Did you see how it slowed down and got peaceful when he was around butterflies? It’s really how it is. Casey is ALL boy. He laughs at every fart (and he’s a gassy kid…) burp or potty word, he doesn’t slow down and likes grabbing boobs.
Yeah. I just said that. We’re working on it, though.
And whether it’s the autism or the boy, or probably a combination of both, Casey’s brain never seems to slow down. Neither does his body. Not even at night when he sleeps. So to see Casey slow down enough for something like this is huge:
This was in DC. It was the 10th anniversary of 9/11. We had gotten ready and gone to church, only to find that they had Stake Conference earlier that morning. Left with nothing to do and looking FABULOUS, we decided to first go to the Pentagon, which was heartbreaking, and then over to the National Mall. I wanted my kids to see why we love this country so much. On our way, Casey freaked out. After some horseplay with Dad, he mellowed out enough to walk with us, but he was still overwhelmed. I knew we’d probably not make it as far as we’d like to go. Eyes, still red from his tears,Casey spotted a butterfly. Just sitting on a wall, waiting for him.

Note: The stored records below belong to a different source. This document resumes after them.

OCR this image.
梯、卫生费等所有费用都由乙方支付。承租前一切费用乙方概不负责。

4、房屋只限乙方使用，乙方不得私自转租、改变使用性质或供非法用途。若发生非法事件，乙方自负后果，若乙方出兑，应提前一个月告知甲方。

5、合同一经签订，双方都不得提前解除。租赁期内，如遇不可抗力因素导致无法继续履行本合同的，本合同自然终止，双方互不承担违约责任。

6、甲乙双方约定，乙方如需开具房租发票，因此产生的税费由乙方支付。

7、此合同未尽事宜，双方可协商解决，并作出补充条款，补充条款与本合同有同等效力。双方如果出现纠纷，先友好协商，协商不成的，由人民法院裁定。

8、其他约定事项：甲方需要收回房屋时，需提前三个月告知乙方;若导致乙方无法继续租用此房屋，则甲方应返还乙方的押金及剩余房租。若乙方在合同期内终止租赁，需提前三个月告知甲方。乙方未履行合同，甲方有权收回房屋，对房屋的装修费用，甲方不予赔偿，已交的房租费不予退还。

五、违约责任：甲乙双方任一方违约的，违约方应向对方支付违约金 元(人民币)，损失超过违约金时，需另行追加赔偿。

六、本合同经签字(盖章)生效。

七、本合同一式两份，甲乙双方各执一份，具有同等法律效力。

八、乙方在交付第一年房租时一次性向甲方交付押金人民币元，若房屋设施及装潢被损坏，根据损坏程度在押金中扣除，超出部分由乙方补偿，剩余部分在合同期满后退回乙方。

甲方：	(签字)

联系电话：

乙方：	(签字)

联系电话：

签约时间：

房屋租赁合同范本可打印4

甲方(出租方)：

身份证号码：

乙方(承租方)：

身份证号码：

Casey put his finger in front of the butterfly, and the butterfly climbed on. It was like the butterfly could sense Casey’s distress. Immediately Casey calmed down. But the butterfly didn’t leave. It just stayed with Casey, and Casey stayed calm. For THIRTY MINUTES that butterfly rode along as we walked to the Lincoln Memorial. As soon as we got there, the butterfly flew away. Just like that.

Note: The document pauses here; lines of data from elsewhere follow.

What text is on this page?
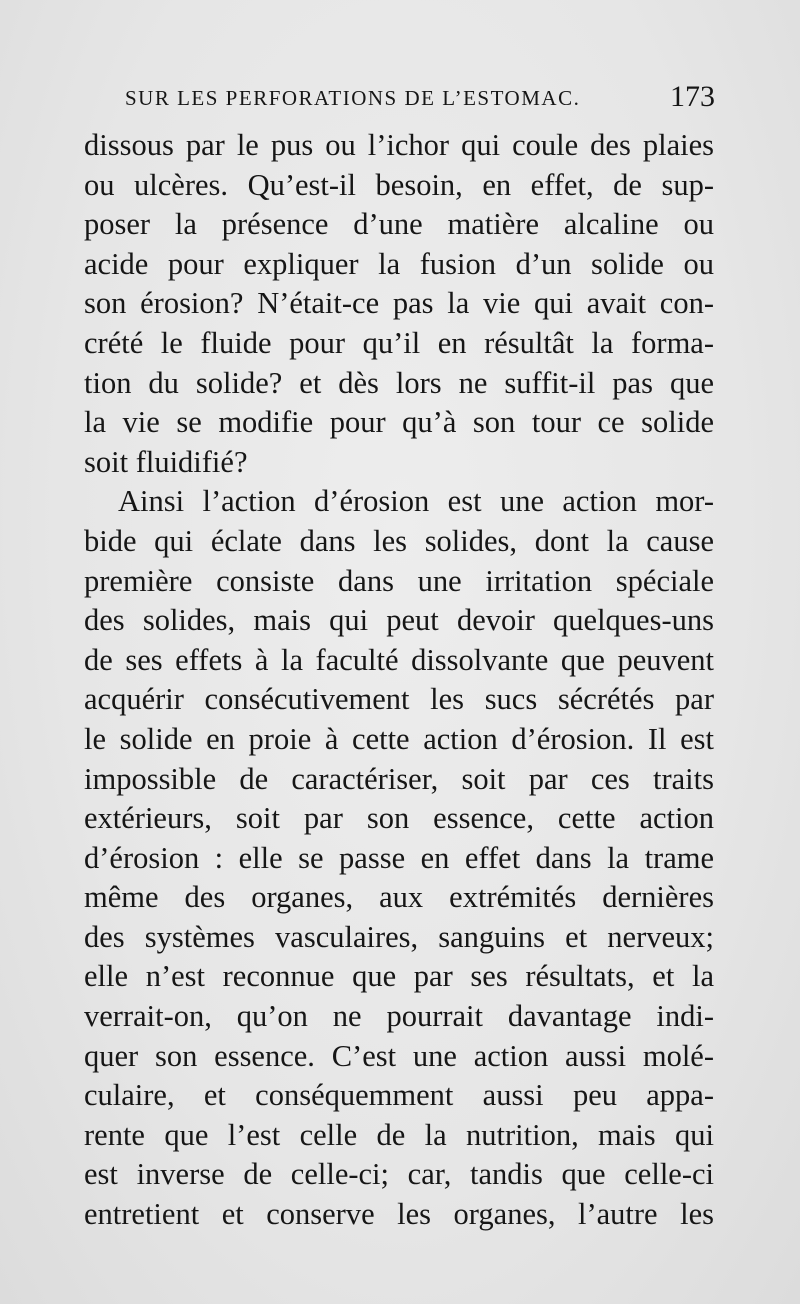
SUR LES PERFORATIONS DE L’ESTOMAC.	173
dissous par le pus ou l’ichor qui coule des plaies
ou ulcères. Qu’est-il besoin, en effet, de sup-
poser la présence d’une matière alcaline ou
acide pour expliquer la fusion d’un solide ou
son érosion? N’était-ce pas la vie qui avait con-
crété le fluide pour qu’il en résultât la forma-
tion du solide? et dès lors ne suffit-il pas que
la vie se modifie pour qu’à son tour ce solide
soit fluidifié?
Ainsi l’action d’érosion est une action mor-
bide qui éclate dans les solides, dont la cause
première consiste dans une irritation spéciale
des solides, mais qui peut devoir quelques-uns
de ses effets à la faculté dissolvante que peuvent
acquérir consécutivement les sucs sécrétés par
le solide en proie à cette action d’érosion. Il est
impossible de caractériser, soit par ces traits
extérieurs, soit par son essence, cette action
d’érosion : elle se passe en effet dans la trame
même des organes, aux extrémités dernières
des systèmes vasculaires, sanguins et nerveux;
elle n’est reconnue que par ses résultats, et la
verrait-on, qu’on ne pourrait davantage indi-
quer son essence. C’est une action aussi molé-
culaire, et conséquemment aussi peu appa-
rente que l’est celle de la nutrition, mais qui
est inverse de celle-ci; car, tandis que celle-ci
entretient et conserve les organes, l’autre les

The peace stayed as we walked up the steps to the big statue of Abraham Lincoln. D.C. seemed pretty afraid to go out that day, so there weren’t many people, and everyone, Casey included, was peaceful and quiet. Entering the room with the statue felt like walking on hallowed ground. Goosebumps came all over me, and I looked over to see them on my boys as well. They were quiet. They are NEVER quiet, Casey especially. Reverent, really.

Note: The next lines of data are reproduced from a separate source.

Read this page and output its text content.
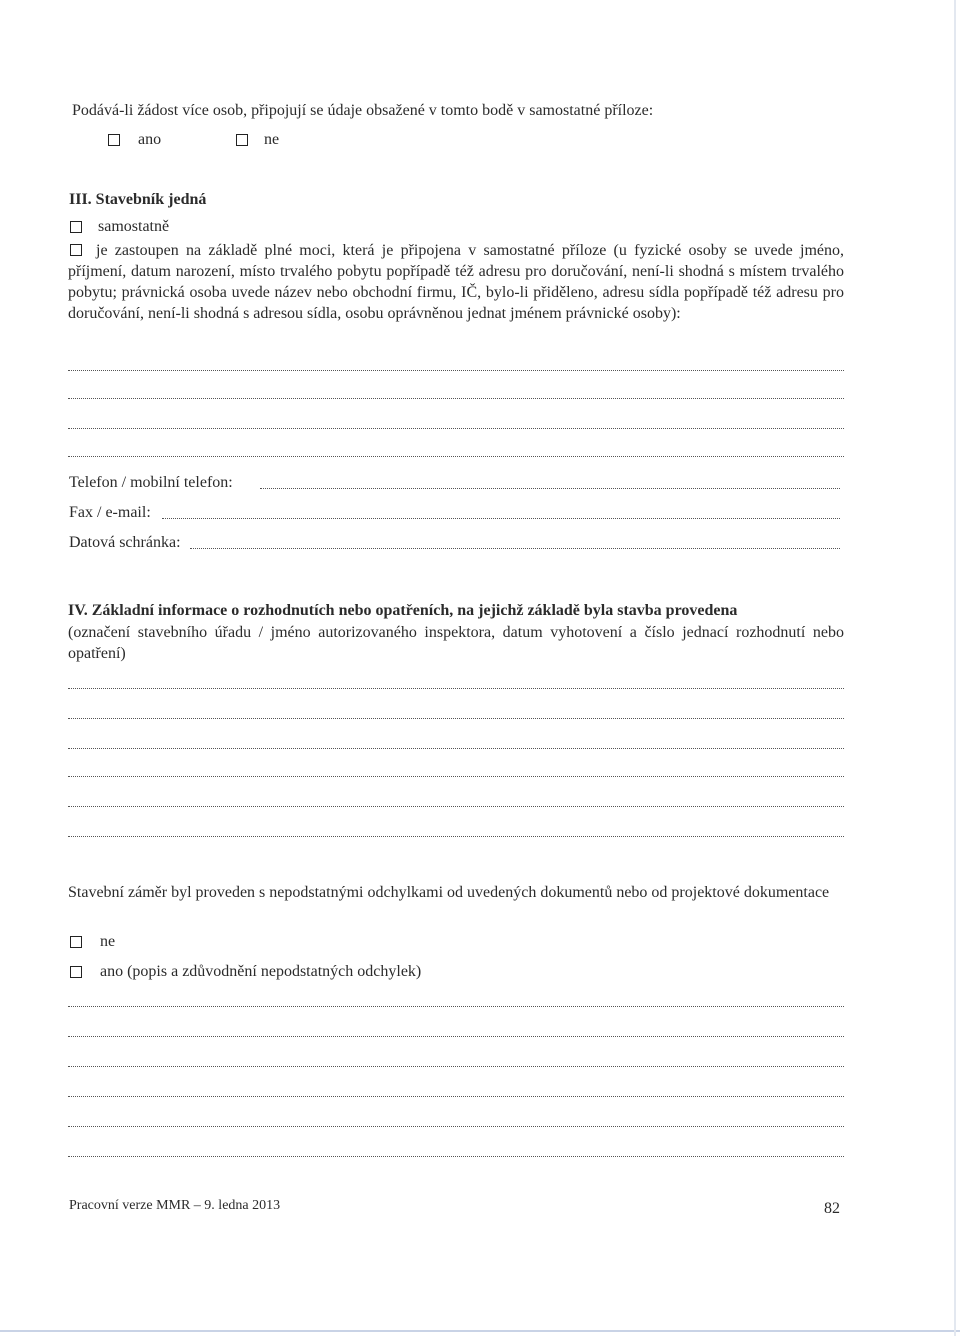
Podává-li žádost více osob, připojují se údaje obsažené v tomto bodě v samostatné příloze:
ano	ne
III. Stavebník jedná
samostatně
je zastoupen na základě plné moci, která je připojena v samostatné příloze (u fyzické osoby se uvede jméno, příjmení, datum narození, místo trvalého pobytu popřípadě též adresu pro doručování, není-li shodná s místem trvalého pobytu; právnická osoba uvede název nebo obchodní firmu, IČ, bylo-li přiděleno, adresu sídla popřípadě též adresu pro doručování, není-li shodná s adresou sídla, osobu oprávněnou jednat jménem právnické osoby):
Telefon / mobilní telefon:
Fax / e-mail:
Datová schránka:
IV. Základní informace o rozhodnutích nebo opatřeních, na jejichž základě byla stavba provedena
(označení stavebního úřadu / jméno autorizovaného inspektora, datum vyhotovení a číslo jednací rozhodnutí nebo opatření)
Stavební záměr byl proveden s nepodstatnými odchylkami od uvedených dokumentů nebo od projektové dokumentace
ne
ano (popis a zdůvodnění nepodstatných odchylek)
Pracovní verze MMR – 9. ledna 2013	82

I told them about Lincoln and why he was so important to our country. How we really need a president like him right now. We read the words engraved on the walls, and I left feeling more in love with my country than I did when I walked in.
And also grateful, for Casey’s butterfly. Like the chaos theory in real life: one little butterfly completely changed the course of our day. Had that butterfly not hopped on Casey’s finger and taken that long ride, our day would have been drastically different. Instead, Casey was able to calm down enough to have his autism pushed to the side, just for a little bit. Those moments are magic.